Pemerintah Orde Baru dengan ketat sebenarnya menerapkan sistem satu partai. Sejak awal tahun 1970-an hingga 1998, formalnya hanya tiga partai yang boleh hidup, yakni Golkar, PPP, dan PDI. Dua partai yang disebut belakangan itu adalah hasil ”fusi paksa” yang disponsori pemerintah terhadap sembilan partai yang eksis dalam Pemilu 1971, pemilihan umum pertama di bawah Orde Baru. Kendati Golkar resminya bukan partai politik, melainkan hanya sebuah kelompok fungsional semata, pada praktiknya, Golkar adalah satu-satunya ”partai sejati” sepanjang rezim Orde Baru.

Guna memperkuat kontrol terhadap partai yang ada, Pasal 14 (1) UU No. 1 Tahun 1985 tentang Partai Politik:

”Memberi kewenangan kepada Presiden untuk membubarkan partai yang tidak sesuai dengan tujuan negara. Lebih jauh lagi, masih menurut Pasal 2 (1) UU yang sama, partai politik harus menerima Pancasila, falsafah negara, sebagai satu- satunya landasan, alias asas tunggal. Vatikiotis berpendapat bahwa kontrol melalui prinsip asas tunggal ini adalah pembatasan sangat efektif yang dilakukan Orde Baru terhadap ruang gerak masyarakat.
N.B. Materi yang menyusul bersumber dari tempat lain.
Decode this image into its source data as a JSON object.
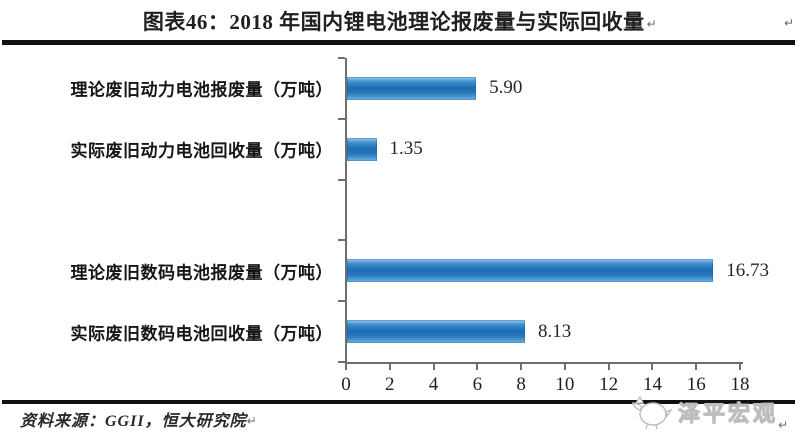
{
  "title": {
    "text": "图表46：2018 年国内锂电池理论报废量与实际回收量",
    "paragraph_mark": "↵"
  },
  "footer": {
    "source": "资料来源：GGII，恒大研究院",
    "paragraph_mark": "↵"
  },
  "watermark": {
    "text": "泽平宏观"
  },
  "chart_data": {
    "type": "bar",
    "orientation": "horizontal",
    "title": "图表46：2018 年国内锂电池理论报废量与实际回收量",
    "categories": [
      "理论废旧动力电池报废量（万吨）",
      "实际废旧动力电池回收量（万吨）",
      "",
      "理论废旧数码电池报废量（万吨）",
      "实际废旧数码电池回收量（万吨）"
    ],
    "values": [
      5.9,
      1.35,
      null,
      16.73,
      8.13
    ],
    "value_labels": [
      "5.90",
      "1.35",
      "",
      "16.73",
      "8.13"
    ],
    "unit": "万吨",
    "xlim": [
      0,
      18
    ],
    "x_ticks": [
      0,
      2,
      4,
      6,
      8,
      10,
      12,
      14,
      16,
      18
    ],
    "grid": false,
    "legend": "none",
    "bar_color_mid": "#1c6cb3",
    "bar_color_light": "#9ccaee",
    "axis_color": "#6e6e6e"
  }
}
Langkah ini merupakan pengebirian terhadap semua partai politik, dengan meletakkan kekuatan Islam ke dalam cengkeraman ketat kontrol negara”. (Denny Indrayana, 2007: 142).
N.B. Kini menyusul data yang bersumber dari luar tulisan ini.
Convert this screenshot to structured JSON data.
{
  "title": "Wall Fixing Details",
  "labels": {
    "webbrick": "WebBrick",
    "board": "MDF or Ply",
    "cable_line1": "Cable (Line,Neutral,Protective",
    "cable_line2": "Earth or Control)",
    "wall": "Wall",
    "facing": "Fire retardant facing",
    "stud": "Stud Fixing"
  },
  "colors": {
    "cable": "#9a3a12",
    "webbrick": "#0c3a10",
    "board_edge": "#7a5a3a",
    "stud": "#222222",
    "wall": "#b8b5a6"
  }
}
Pemerintah Soeharto jelas bersikap pilih kasih, dengan membeda-bedakan bobot kontrolnya di antara ketiga partai yang ada. Terhadap PPP dan PDI, pemerintah bersikap jauh lebih ketat dan keras, ketimbang terhadap Golkar. Yang terakhir ini dengan cepat menjadi partai politik negara yang intim dengan militer Indonesia. Pemerintah Soeharto membantu kinerja Golkar, hasilnya, seperti terlihat dalam Tabel 1, Golkar tak terkalahkan dalam semua Pemilu yang digelar sepanjang sejarah Orde Baru: 1971, 1977, 1982, 1987, 1992, dan 1997.

Tabel 3

Hasil Pemilu Orde Baru 1971-1997 Tahun Golkar % total jumlah kursi Golkar % total jumlah suara PPP % total jumlah kursi PPP % total jumlah suara PDI % total umlah kursi PDI % total jumlah suara

1971 66 59 27 26 8 9 1977 64 56 28 27 8 8 1982 60 64 24 28 6 8 1987 75 73 15 16 10 11 1992 70 68 16 17 14 15 1997 76 75 21 22 3 3

Sumber: (Denny Indrayana, 2007: 146). Denny Indrayana. (2007). Amandemen UUD 1945, antara mitos dan pembongkaran. Bandung: Penerbit Mizan.

Salah satu di antara mekanisme yang digunakan untuk membantu Golkar, agar selalu menang dalam setiap Pemilu, adalah:

“Kewajiban bagi para pegawai negeri sipil untuk selalu mendukung Golkar. Semua PNS secara otomatis menjadi anggota Korpri, sebuah lembaga yang setali tiga uang dengan Golkar, dan sejak awal 1970-an semua anggota Korpri diwajibkan menandatangani sebuah surat yang menyatakan “monoloyalitas” mereka kepada Golkar. Mereka yang melanggarnya dianggap telah melakukan tindak pengkianatan dan hal demikian sudah cukup untuk menjadi alasan pemecatan”. (Denny Indrayana, 2007: 144).